La mujer asintió mientras miraba las paredes de ladrillo pintadas de color crema y la ventana sin cortinas.
– Acompáñeme a mi despacho -añadió Wexford.
A alguien se le iba a caer el pelo por esto. ¿Por quién habían tomado a esta pobre mujer mayor con la gabardina abotonada hasta el cuello y un pañuelo mojado en la cabeza? ¿Por una carterista? ¿Por una mechera? Tenía el aspecto de una camarera de colegio a la que le hubiera venido muy bien una buena ración de lo que servía. Su rostro era delgado, las manos huesudas y agrietadas, de una vejez prematura.
Wexford supuso que la mujer se quejaría por el tratamiento recibido en cuanto se instalaron en la relativa comodidad de su despacho, alfombrado y con sillas que casi eran sillones, pero ella mantuvo la misma expresión desconfiada. Quizá por llevar una vida tan protegida y circunspecta todos los lugares nuevos la asustaban. La invitó a sentarse y le repitió la pregunta formulada en la planta baja. La mujer le contestó después de sentarse en el borde de la silla, con las rodillas juntas.
– Me olvidé de decirle una cosa al policía que vino. Verá… yo…
La brusquedad de Vine la intimidó, pensó Wexford.
– No tiene importancia, señora Winster. Lo importante es que ahora lo recuerda.
– Sabe, fue toda una sorpresa. Verá, no estábamos…, bueno, no estábamos muy unidas, quiero decir Annette y yo, pero era mi prima, la hija de mi tía.
– Sí.
– Y tener que ir a aquel lugar y verla…, ya sabe, muerta, fue una sorpresa. Nunca había hecho nada parecido y yo…
Una mujer que dejaba las frases sin acabar debido a las dudas y quizá por la posibilidad de que alguien pudiera tomarla en serio. Comprendió que era una disculpa. Se disculpaba por tener emociones.

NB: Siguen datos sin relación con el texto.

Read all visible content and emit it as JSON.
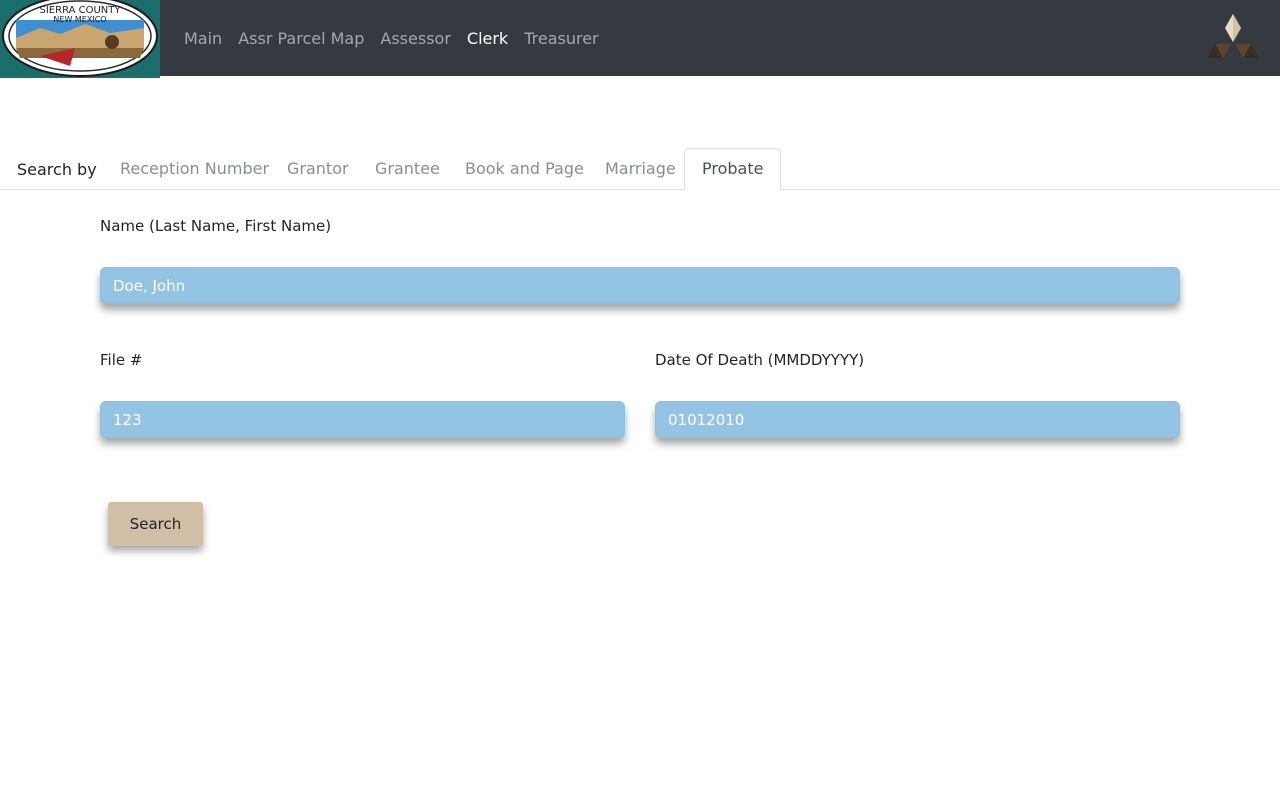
{
  "navbar": {
    "logo": {
      "line1": "SIERRA COUNTY",
      "line2": "NEW MEXICO"
    },
    "links": [
      "Main",
      "Assr Parcel Map",
      "Assessor",
      "Clerk",
      "Treasurer"
    ],
    "active_link": "Clerk"
  },
  "tabs": {
    "prefix": "Search by",
    "items": [
      "Reception Number",
      "Grantor",
      "Grantee",
      "Book and Page",
      "Marriage",
      "Probate"
    ],
    "active": "Probate"
  },
  "form": {
    "name": {
      "label": "Name (Last Name, First Name)",
      "placeholder": "Doe, John"
    },
    "file": {
      "label": "File #",
      "placeholder": "123"
    },
    "dod": {
      "label": "Date Of Death (MMDDYYYY)",
      "placeholder": "01012010"
    },
    "search_label": "Search"
  },
  "colors": {
    "navbar_bg": "#343a40",
    "input_bg": "#93c4e4",
    "button_bg": "#d1bea6",
    "logo_bg": "#1b6e6c"
  }
}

– Le dije que hablábamos por teléfono. Me refiero a que le dije que hablábamos por teléfono pero él estaba más…, bueno, él estaba más interesado en saber cuándo le había visto por última vez. No la veía desde que vino a nuestro aniversario de bodas, y eso fue en abril, el tres de abril.

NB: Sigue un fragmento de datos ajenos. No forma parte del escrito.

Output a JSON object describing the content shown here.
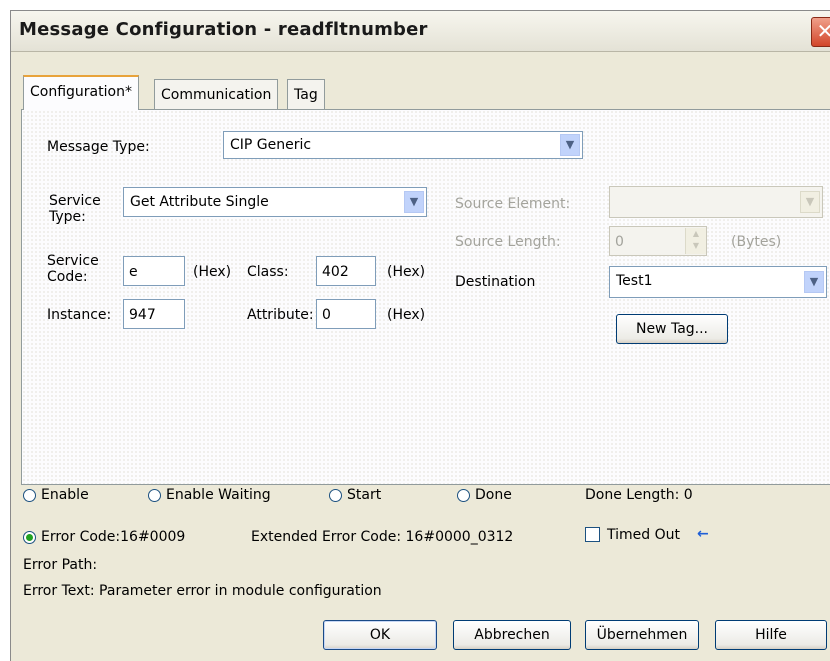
{
  "window": {
    "title": "Message Configuration - readfltnumber",
    "close_glyph": "✕"
  },
  "tabs": [
    {
      "label": "Configuration*"
    },
    {
      "label": "Communication"
    },
    {
      "label": "Tag"
    }
  ],
  "config": {
    "message_type_label": "Message Type:",
    "message_type_value": "CIP Generic",
    "service_type_label_1": "Service",
    "service_type_label_2": "Type:",
    "service_type_value": "Get Attribute Single",
    "service_code_label_1": "Service",
    "service_code_label_2": "Code:",
    "service_code_value": "e",
    "hex_label": "(Hex)",
    "class_label": "Class:",
    "class_value": "402",
    "instance_label": "Instance:",
    "instance_value": "947",
    "attribute_label": "Attribute:",
    "attribute_value": "0",
    "source_element_label": "Source Element:",
    "source_element_value": "",
    "source_length_label": "Source Length:",
    "source_length_value": "0",
    "bytes_label": "(Bytes)",
    "destination_label": "Destination",
    "destination_value": "Test1",
    "new_tag_label": "New Tag...",
    "dropdown_glyph": "▼",
    "spin_up": "▲",
    "spin_down": "▼"
  },
  "status": {
    "enable": "Enable",
    "enable_waiting": "Enable Waiting",
    "start": "Start",
    "done": "Done",
    "done_length": "Done Length: 0",
    "error_code": "Error Code:16#0009",
    "extended_error_code": "Extended Error Code: 16#0000_0312",
    "timed_out": "Timed Out",
    "timed_out_arrow": "←",
    "error_path": "Error Path:",
    "error_text": "Error Text: Parameter error in module configuration",
    "error_selected": true
  },
  "buttons": {
    "ok": "OK",
    "cancel": "Abbrechen",
    "apply": "Übernehmen",
    "help": "Hilfe"
  },
  "colors": {
    "accent_tab": "#e8a33b",
    "close": "#d2462a",
    "radio_on": "#21a121",
    "arrow_blue": "#1f5fd6"
  }
}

– ¿Pero se hablaron por teléfono?
La mujer necesitaba que la ayudaran y Vine no era el hombre más indicado para darle apoyo. Ella le miró implorante.
– Me llamó el martes antes…, el martes pasado. Quiero decir…

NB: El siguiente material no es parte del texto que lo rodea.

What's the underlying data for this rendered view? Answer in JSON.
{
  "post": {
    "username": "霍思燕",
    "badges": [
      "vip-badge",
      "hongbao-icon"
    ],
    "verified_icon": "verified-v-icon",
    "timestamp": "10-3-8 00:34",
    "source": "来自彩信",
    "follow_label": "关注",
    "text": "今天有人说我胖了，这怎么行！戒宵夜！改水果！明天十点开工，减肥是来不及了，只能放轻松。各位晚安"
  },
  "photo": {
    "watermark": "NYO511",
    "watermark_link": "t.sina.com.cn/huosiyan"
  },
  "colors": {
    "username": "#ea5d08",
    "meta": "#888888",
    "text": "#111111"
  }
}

El día que Melanie Akande habló con Annette.
– ¿Fue por la tarde, señora Winster?
– Sí, por la tarde, alrededor de las siete. Yo estaba sirviendo la cena. A él… verá, a él no le gusta esperar. Me sorprendió la llamada pero entonces dijo que no se sentía muy bien, que se acostaría temprano… -La señora Winster vaciló-. Mi marido…, bueno, mi marido me hacía señas, así que dejé el teléfono y él me dijo, sé que le parecerá horrible…
– Por favor continúe, señora Winster.
– Mi marido, no es que no le gustara Annette, pero es que no le interesan las personas ajenas. Nuestra propia familia es suficiente, es lo que dice siempre. Desde luego, Annette era en cierto sentido parte de la familia pero él siempre dice que los primos no cuentan. Me dijo, me refiero a cuando Annette estaba al teléfono, él dijo, no te metas. Si está enferma querrá que le hagas las compras y todas esas cosas. Bueno, supongo que sí, porque ese era el motivo de la llamada, y me sentó muy mal decirle que estaba ocupada, que no podía hablar en ese momento, pero lo primero era atender a mi marido, ¿no le parece?
Si esto era todo, perdía el tiempo. Apeló a la paciencia.
– ¿Le colgó?
– Bueno, no. No en el acto. Ella me preguntó si podía llamar más tarde. No supe qué contestar. Entonces añadió otra cosa, algo que quería preguntarme, quizá preguntárselo también a Malcolm, es mi marido, algo referente a ir a la policía.
– Ah. -Conque era esto-. ¿Le dijo de qué se trataba?
– No, porque iba a volver a llamar. Pero no lo hizo.
– ¿Usted no la llamó?
Jane Winster se ruborizó al escuchar la pregunta del inspector.
– A mi marido no le gusta que haga llamadas innecesarias -contestó desafiante-. Está en su derecho. Es él quien gana el dinero.